Finding totient using discrete logarithm
 
I am posting this here because I think there might be a serious flaw with this technique. Given composite N, generator g, and prime q. find a generator g that is a primitive root to a composite N and some prime q. raise the generator to the power N. now (g^N) mod N = g^(N-totient(N)) mod N = k. Then mod the expression to a prime q so that g^(x mod totient(q)) mod q = k mod q. Now just solve for x and totient(N)= N-x Here is an example: (I am making these values and results up, they are not correct ) base=2, n=77,q=13. 2^77 mod 77 = 2^17 mod 77 = 19. 2^(17 mod 12)=19 mod 13=6. find the exponent by solving discrete logarithm 2^x mod 13 = 6. So the solution will be something like 5 or 5+12*x and one of the exponents should be correct (not in this case, I was to lazy to look up the correct calculations because my calculator died :(

R.D. Silverman 2007-11-20 12:03

[QUOTE=vector;118847]I am posting this here because I think there might be a serious flaw with this technique. Given composite N, generator g, and prime q. find a generator g that is a primitive root to a composite N[/QUOTE]

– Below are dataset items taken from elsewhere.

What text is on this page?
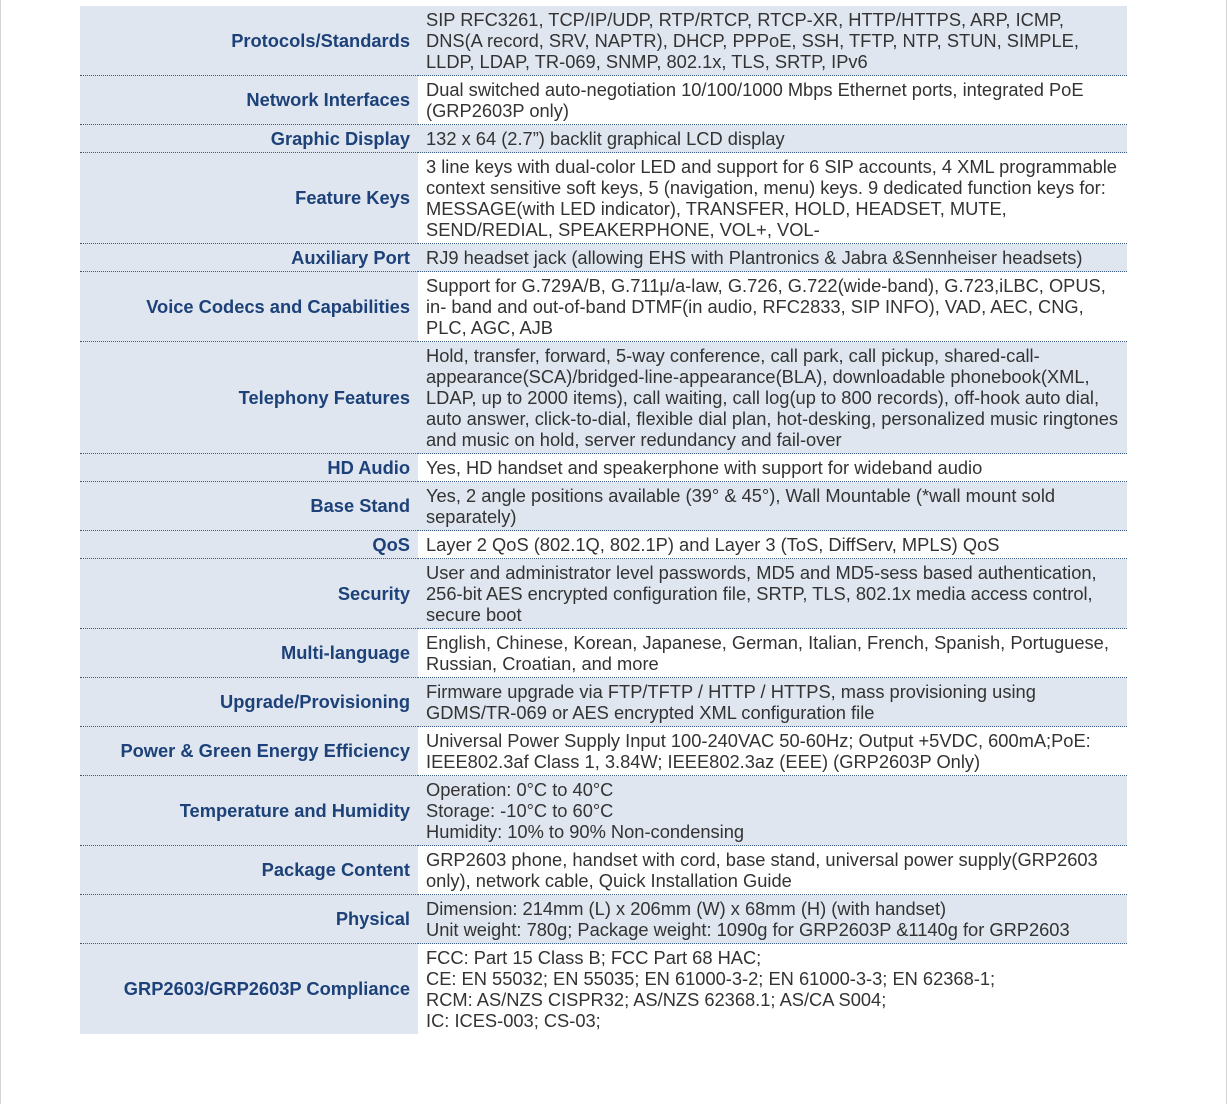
Protocols/Standards	SIP RFC3261, TCP/IP/UDP, RTP/RTCP, RTCP-XR, HTTP/HTTPS, ARP, ICMP, DNS(A record, SRV, NAPTR), DHCP, PPPoE, SSH, TFTP, NTP, STUN, SIMPLE, LLDP, LDAP, TR-069, SNMP, 802.1x, TLS, SRTP, IPv6

Network Interfaces	Dual switched auto-negotiation 10/100/1000 Mbps Ethernet ports, integrated PoE (GRP2603P only)

Graphic Display	132 x 64 (2.7”) backlit graphical LCD display

Feature Keys	3 line keys with dual-color LED and support for 6 SIP accounts, 4 XML programmable context sensitive soft keys, 5 (navigation, menu) keys. 9 dedicated function keys for: MESSAGE(with LED indicator), TRANSFER, HOLD, HEADSET, MUTE, SEND/REDIAL, SPEAKERPHONE, VOL+, VOL-

Auxiliary Port	RJ9 headset jack (allowing EHS with Plantronics & Jabra &Sennheiser headsets)

Voice Codecs and Capabilities	Support for G.729A/B, G.711μ/a-law, G.726, G.722(wide-band), G.723,iLBC, OPUS, in- band and out-of-band DTMF(in audio, RFC2833, SIP INFO), VAD, AEC, CNG, PLC, AGC, AJB

Telephony Features	Hold, transfer, forward, 5-way conference, call park, call pickup, shared-call-appearance(SCA)/bridged-line-appearance(BLA), downloadable phonebook(XML, LDAP, up to 2000 items), call waiting, call log(up to 800 records), off-hook auto dial, auto answer, click-to-dial, flexible dial plan, hot-desking, personalized music ringtones and music on hold, server redundancy and fail-over

HD Audio	Yes, HD handset and speakerphone with support for wideband audio

Base Stand	Yes, 2 angle positions available (39° & 45°), Wall Mountable (*wall mount sold separately)

QoS	Layer 2 QoS (802.1Q, 802.1P) and Layer 3 (ToS, DiffServ, MPLS) QoS

Security	User and administrator level passwords, MD5 and MD5-sess based authentication, 256-bit AES encrypted configuration file, SRTP, TLS, 802.1x media access control, secure boot

Multi-language	English, Chinese, Korean, Japanese, German, Italian, French, Spanish, Portuguese, Russian, Croatian, and more

Upgrade/Provisioning	Firmware upgrade via FTP/TFTP / HTTP / HTTPS, mass provisioning using GDMS/TR-069 or AES encrypted XML configuration file

Power & Green Energy Efficiency	Universal Power Supply Input 100-240VAC 50-60Hz; Output +5VDC, 600mA;PoE: IEEE802.3af Class 1, 3.84W; IEEE802.3az (EEE) (GRP2603P Only)

Temperature and Humidity	Operation: 0°C to 40°C
Storage: -10°C to 60°C
Humidity: 10% to 90% Non-condensing

Package Content	GRP2603 phone, handset with cord, base stand, universal power supply(GRP2603 only), network cable, Quick Installation Guide

Physical	Dimension: 214mm (L) x 206mm (W) x 68mm (H) (with handset)
Unit weight: 780g; Package weight: 1090g for GRP2603P &1140g for GRP2603

GRP2603/GRP2603P Compliance	FCC: Part 15 Class B; FCC Part 68 HAC;
CE: EN 55032; EN 55035; EN 61000-3-2; EN 61000-3-3; EN 62368-1;
RCM: AS/NZS CISPR32; AS/NZS 62368.1; AS/CA S004;
IC: ICES-003; CS-03;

As with all proposals, reading stops at the first major mistake.

Composites do not have primitive roots.

I did not read the rest of your post.

vector 2007-11-20 18:14

I never knew that a composite modulus does not have any primitive roots. :blush:
Maybe this can be used to make a new deterministic primality test. (A prime is a provable prime if there is a primitive root mod the probable prime).
Anyway, I figured out that what was happening was just coincidence that occurs commonly for small numbers but almost never happens for larger moduli. So this discrete logarithm mod N lift to discrete logarithm mod P would never work.

akruppa 2007-11-20 18:50

:lol:

Sorry about that, but this is the exact basis for classical (you might almost say: ancient) deterministic primality tests that don't divide by all primes <= sqrt(P).

I.e. for the original P-1 primality test, you factor P-1 into primes p, then look for an element a so that a^(P-1) == 1 (mod P) but a^((P-1)/p) != 1 (mod P). This proves that p divides the order of a. If you do it for all p|P-1, you know the ord(a) = P-1, so it is a generator, so P is prime.

The Lucas-Lehmer tests works similarly, except you work in an extension ring and check that an element has order P+1 iff P=Mp is prime. The arithmetic in the extension ring is hidden by the use of Lucas sequences, so it still uses only arithmetic in Z/PZ.